Daily ESG Briefing: Japan publishes updated corporate governance code

The latest developments in sustainable finance

The Tokyo Stock Exchange last week published a revision of Japan’s corporate governance code, which came into effect on 11 June. The updated code requires, on a comply-or-explain basis, Prime Market-listed companies to "enhance the quality and quantity of their climate-related disclosures" based on TCFD recommendations or equivalent international frameworks. The revised code also includes provisions for companies to develop a basic sustainability policy and disclose their sustainability initiatives as well as disclose diversity policies and their implementation.

The Association of Member Nominated Trustees has updated its ‘Red Lines’ – voting guidance on ESG issues for UK pension fund trustees – to include the expectation of TCFD reporting and lobbying in line with the Paris agreement. The updated guidelines recommend a vote against the Chair of the Board if the company does not produce a TCFD report or disclose its climate-related lobbying activities. Other updates include more stringent gender diversity targets and the introduction of requirements related to the UK’s modern slavery act.

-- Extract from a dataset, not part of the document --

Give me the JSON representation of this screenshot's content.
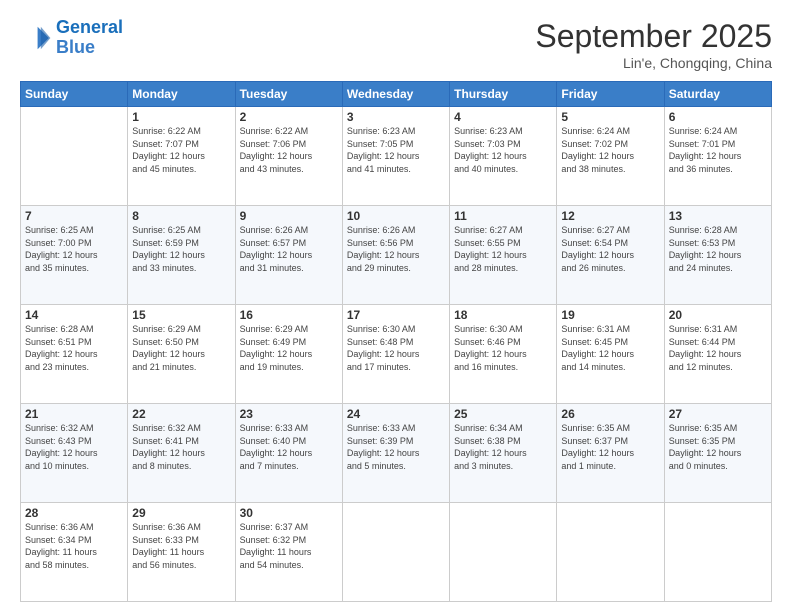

Nine out of 10 UK SMEs see sustainability as an important consideration, but 40% don’t know how the net-zero transition will affect their business, according to a new survey by Lloyds Bank. The research found that a quarter of SMEs were unaware that the UK has a legislated net-zero target and 47% of the smallest businesses had no net-zero commitments.

Ryanair’s CEO has branded an InfluenceMap report accusing the airline industry of lobbying against EU climate policies as “less accurate than a children’s comic.” Speaking at the annual summit of Airlines for Europe, Michael O’Leary said “I don’t think we should give this report too much time or credibility.” Meanwhile, Airlines for Europe’s Managing Director Thomas Reynaert suggested that InfluenceMap “clearly hasn’t read [the industry’s net-zero roadmap] carefully”.

Overzealous tree planting and increases in bioenergy usage may prove harmful to natural ecosystems, according to a report by the Intergovernmental Panel on Climate Change and the Intergovernmental Science-Policy Platform on Biodiversity and Ecosystem Services. The report warned that planting single species crops to use in bioenergy is “detrimental to ecosystems when deployed at very large scales”, and that offsetting programmes had to be careful to plant the right species of tree in the right place so as to avoid damaging local ecosystems.

Bharat Electronics Limited, the aerospace and defence company, has made at least seven shipments of radar technology to the Myanmar military since its coup in February, according to a new report by Justice for Myanmar. The campaign group called on Bharat to immediately terminate its involvement with the military and to close its Myanmar office.